The state Senate approved, 28-12, a bill that would make it a felony for someone to deliver more than five absentee ballots for other people to election officials. Candidates would be limited to delivering ballots for immediate family members.
Republicans in the GOP-controlled Legislature argue that they’re trying to prevent “ballot harvesting,” particularly by candidates or campaign workers. They have presented no evidence that the state’s policy that allows someone to deliver an unlimited number of ballots for others has resulted in fraudulent voting.
The Kansas measure is part of a wave of Republican-backed election bills introduced in states after former President Donald Trump stoked false claims that fraud led to his 2020 election defeat. Kansas already had strict voter ID laws, though a federal appeals court last year struck down a requirement that new voters provide citizenship documents when registering.
The vote Wednesday sent the bill to the House, which also has a GOP supermajority and could vote on it as early as next week.
“What we’re talking about here is voter suppression, nothing less,” said Democratic state Sen. Mary Ware, of Wichita.
Advocates for voting rights and the disabled argue that the measure on absentee ballots would make it less likely that disabled voters or older voters living in nursing homes would get their ballots delivered.
The Kansas Senate’s debate came less than a week after Georgia’s Republican governor signed new voting restrictions into law, including a ban on outside groups handing out food or water to people in line to vote.
In Kansas, absentee ballots are known as “advance” ballots.
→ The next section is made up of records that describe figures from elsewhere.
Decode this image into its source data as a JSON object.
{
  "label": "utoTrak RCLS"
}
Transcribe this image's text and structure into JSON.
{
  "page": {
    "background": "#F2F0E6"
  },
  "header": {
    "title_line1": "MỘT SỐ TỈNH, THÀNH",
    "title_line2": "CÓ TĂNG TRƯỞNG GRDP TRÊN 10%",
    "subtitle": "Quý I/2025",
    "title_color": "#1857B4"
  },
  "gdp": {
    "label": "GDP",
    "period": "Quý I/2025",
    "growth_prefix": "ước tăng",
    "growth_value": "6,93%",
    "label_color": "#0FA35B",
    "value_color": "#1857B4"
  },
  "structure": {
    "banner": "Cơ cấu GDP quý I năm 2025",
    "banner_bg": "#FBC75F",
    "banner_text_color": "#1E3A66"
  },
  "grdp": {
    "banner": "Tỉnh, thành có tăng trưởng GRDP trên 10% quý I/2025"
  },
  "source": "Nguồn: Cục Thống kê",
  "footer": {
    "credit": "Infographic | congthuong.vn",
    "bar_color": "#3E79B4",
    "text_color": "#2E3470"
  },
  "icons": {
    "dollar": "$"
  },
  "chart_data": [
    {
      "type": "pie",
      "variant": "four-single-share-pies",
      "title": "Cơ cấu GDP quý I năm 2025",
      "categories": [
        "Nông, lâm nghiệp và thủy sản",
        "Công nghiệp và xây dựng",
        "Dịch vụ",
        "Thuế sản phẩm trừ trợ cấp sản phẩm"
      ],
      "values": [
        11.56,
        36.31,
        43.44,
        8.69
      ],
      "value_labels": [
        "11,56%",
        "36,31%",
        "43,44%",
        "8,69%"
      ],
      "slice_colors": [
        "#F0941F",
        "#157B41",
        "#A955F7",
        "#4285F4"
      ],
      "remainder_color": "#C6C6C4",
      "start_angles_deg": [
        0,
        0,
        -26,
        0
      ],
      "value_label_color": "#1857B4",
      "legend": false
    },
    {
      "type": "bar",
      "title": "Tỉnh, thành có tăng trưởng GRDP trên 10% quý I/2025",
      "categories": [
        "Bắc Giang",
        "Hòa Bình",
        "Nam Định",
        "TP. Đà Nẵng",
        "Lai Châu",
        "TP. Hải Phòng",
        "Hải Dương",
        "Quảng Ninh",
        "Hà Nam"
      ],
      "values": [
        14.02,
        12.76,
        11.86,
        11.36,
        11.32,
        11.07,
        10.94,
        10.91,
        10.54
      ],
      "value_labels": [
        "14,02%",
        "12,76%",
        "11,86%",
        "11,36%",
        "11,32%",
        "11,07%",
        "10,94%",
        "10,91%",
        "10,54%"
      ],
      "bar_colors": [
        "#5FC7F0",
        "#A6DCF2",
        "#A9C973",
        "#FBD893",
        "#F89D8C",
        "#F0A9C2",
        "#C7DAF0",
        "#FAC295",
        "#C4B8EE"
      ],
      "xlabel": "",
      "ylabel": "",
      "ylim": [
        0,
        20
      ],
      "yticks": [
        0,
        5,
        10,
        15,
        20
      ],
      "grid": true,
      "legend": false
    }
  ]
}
Voters have until three days after the election to return ballots by mail. They also can deliver them to local election offices in person or have them delivered by family members, neighbors, churches, care givers, civic groups or even candidates themselves.
GOP lawmakers have cited the case of former Democratic state Rep. Tim Hodge, of North Newton, who won his 2018 race by only 88 votes, before losing his 2020 contest by a wide margin. He collected voters’ ballots and said in an interview this year, “It’s called campaigning, not cheating.”
Sen. Richard Hilderbrand, a Galena Republican, said its important to have an adequate “chain of custody” to be sure that sealed ballot envelopes aren’t being tampered with or thrown away.
“If they’re going out and collecting 100 ballots, how do you know that they’re turning in 100 ballots?” he said.
Kansas had a small number of highly publicized election fraud cases prosecuted by former Secretary of State Kris Kobach in the past six years. Most were people who were caught or who mistakenly voted in two states in one election. Republican lawmakers are influenced by Trump and his allies’ persistent but unfounded allegations of fraud elsewhere.
“I want to make sure these elections are secure, fair and transparent,” said Sen. Larry Alley, a Winfield Republican.
Democratic Sen. Oletha Faust-Goudeau, of Wichita, asked several times whether she would be allowed to deliver the ballot of a disabled 80-year-old constituent. Each time, she was told no, and concluded the last time with, “I hear it loud and clear.”
“I’m elected to assist in some manner some constituencies,” she said. “If this 80-year-old woman has outlived her spouse, she has no children — you know, she needs help.”